Enrico Gualtieri, Ferrari’s head of engines, explained it. "There is a sensor that measures the energy flow, and before going out to the track each manufacturer will have to measure their fuel by a third body, which will have to declare how much the energy content is per unit mass of its gasoline, and then assign a value, which will be different for each supplier," he explained.
The Mercedes is Petronas for all its engines, its own partner in the equipment and its fuel is synthetic, while Shell (Ferrari) comes from biomass. They can control what they have and what their engines spend and McLaren, Williams and Alpine, which must be the same, but the Mercedes chassis is much lighter and more efficient and takes more performance out of it, at least at this start.
What all this mean?
Because Mercedes can control that fuel flow on each circuit and what’s best for its W17, as it progresses over the weekend. Until Friday’s FP3 they didn’t even appear in Australia and in qualifying they put 0.8 (from Russell to Leclerc) to Ferrari.
In the race they pressed when it was their turn at the beginning, to hunt down Leclerc after his stratospheric start and then, when Ferrari failed in the strategy (or simply wanted to continue with his plan because they knew that they could not go for the victory), both Russell and Antonelli could reach lap 58 with very used hard tyres, without suffering anything. That shows that the advantage they treasure is much greater than it seems. Their compression ratio of 18:1 (for the 16:1 of the rest) also gives them a lower consumption of gasoline. It is a chain that adds advantages and efficiency, rather than pure power. At the lowest weight, less tire degradation and addition and follow.
What is the ADUO?
The FIA explains that it is this word in its regulation 2026. “It’s the ADUO concept (translated is Additional Development and Improvement Opportunities), which aims to provide greater development opportunities to power unit manufacturers that are significantly below the competition in terms of performance. Performance will be continuously measured between all power units, and after races 6, 12 and 18, ADUO could be assigned to address this situation, providing."

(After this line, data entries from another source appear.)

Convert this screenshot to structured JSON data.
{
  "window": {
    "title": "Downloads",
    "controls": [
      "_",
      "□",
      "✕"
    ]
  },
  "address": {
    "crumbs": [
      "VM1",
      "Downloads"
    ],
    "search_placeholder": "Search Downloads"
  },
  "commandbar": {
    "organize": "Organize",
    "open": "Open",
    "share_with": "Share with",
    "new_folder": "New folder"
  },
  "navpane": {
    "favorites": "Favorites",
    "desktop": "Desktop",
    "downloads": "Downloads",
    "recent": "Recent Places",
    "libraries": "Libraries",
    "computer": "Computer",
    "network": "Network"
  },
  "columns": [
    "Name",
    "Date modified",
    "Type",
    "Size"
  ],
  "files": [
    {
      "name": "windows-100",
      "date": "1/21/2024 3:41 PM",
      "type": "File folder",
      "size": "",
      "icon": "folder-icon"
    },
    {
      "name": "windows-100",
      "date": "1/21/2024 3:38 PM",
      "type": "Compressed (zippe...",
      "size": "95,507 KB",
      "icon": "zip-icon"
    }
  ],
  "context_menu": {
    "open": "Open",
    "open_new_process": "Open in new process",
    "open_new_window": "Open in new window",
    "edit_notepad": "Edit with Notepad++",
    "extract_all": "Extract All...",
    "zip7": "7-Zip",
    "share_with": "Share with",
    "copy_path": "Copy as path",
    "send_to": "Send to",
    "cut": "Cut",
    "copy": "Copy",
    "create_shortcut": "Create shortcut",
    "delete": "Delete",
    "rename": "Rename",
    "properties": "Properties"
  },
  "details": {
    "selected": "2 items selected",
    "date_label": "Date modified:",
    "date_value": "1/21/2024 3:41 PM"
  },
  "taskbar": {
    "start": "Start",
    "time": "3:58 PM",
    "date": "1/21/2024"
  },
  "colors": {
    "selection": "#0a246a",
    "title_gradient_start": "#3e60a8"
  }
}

If someone is between 2% and 4% below the performance of the best, in this case Mercedes, could introduce an improvement from race 7, the Canadian GP, if the difference is above the 4% disadvantage, it will be able to apply two improvements.
And that’s what Mercedes is going to try, that their rivals, except Aston Martin and Honda, who are in another film, can’t apply engine upgrades and win by the minimum while they can, less than that 2% if they can.